Further investigation using muscle biopsies revealed the presence of these phosphorylated tau proteins in muscle tissue, with ALS samples showing increased pTau reactivity in atrophic muscle fibers. These findings suggest that elevated blood pTau levels might reflect pathology outside the brain, such as muscle degeneration, underscoring the importance of careful interpretation of blood biomarker results.


A blood test therefore, might show elevated tau levels that are unrelated to Alzheimer’s pathology, pointing to the disease when the signal is coming from somewhere else entirely.


This is a key reason why CSF often gives a more accurate picture; it reflects what’s happening in the brain, without interference from the rest of the body.

The future of blood-based biomarkers

Despite these limitations, blood biomarkers are advancing quickly, and researchers continue to explore their role in diagnostic workflows.

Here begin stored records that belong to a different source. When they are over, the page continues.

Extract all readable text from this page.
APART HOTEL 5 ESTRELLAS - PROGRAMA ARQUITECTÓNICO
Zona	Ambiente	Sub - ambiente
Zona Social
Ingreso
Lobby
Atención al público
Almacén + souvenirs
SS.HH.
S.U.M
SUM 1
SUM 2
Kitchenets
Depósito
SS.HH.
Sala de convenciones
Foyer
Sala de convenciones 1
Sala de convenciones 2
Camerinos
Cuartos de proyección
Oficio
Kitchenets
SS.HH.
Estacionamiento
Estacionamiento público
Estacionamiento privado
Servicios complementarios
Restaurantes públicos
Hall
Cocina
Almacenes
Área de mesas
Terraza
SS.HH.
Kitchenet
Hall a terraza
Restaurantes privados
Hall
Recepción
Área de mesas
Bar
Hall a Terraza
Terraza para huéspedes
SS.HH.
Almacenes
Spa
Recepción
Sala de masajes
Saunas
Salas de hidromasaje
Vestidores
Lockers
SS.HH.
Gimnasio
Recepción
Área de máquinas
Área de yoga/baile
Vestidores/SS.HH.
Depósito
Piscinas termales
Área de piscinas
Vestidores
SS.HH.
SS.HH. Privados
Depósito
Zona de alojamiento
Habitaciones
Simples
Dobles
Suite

“I’m most excited about how and if blood biomarkers such as pTau217 will be integrated in clinical routine,” said Oeckl. “Especially in primary care and for preclinical diagnosis.”


One proposed approach is to use these biomarkers in a tiered testing model. Blood tests could be used for broad initial screening, followed by more specific confirmation through CSF analysis or neuroimaging when needed. This could expand access to early detection without relying solely on more invasive or costly methods.


The growing promise of blood-based biomarkers is now also beginning to translate into real-world clinical tools. In May 2025, the US Food and Drug Administration cleared the first blood test to aid in the diagnosis of Alzheimer’s disease: the Lumipulse G pTau217/β-Amyloid 1-42 Plasma Ratio. Designed for use in adults aged 55 and older with symptoms of cognitive decline, the test measures levels of pTau217 and β-amyloid 1-42 in plasma to infer the presence of amyloid plaques in the brain.


 While not a stand-alone diagnostic tool, this FDA-cleared test provides a less invasive and potentially more accessible alternative to PET imaging or lumbar punctures – representing an important step toward broader clinical implementation of blood-based biomarkers.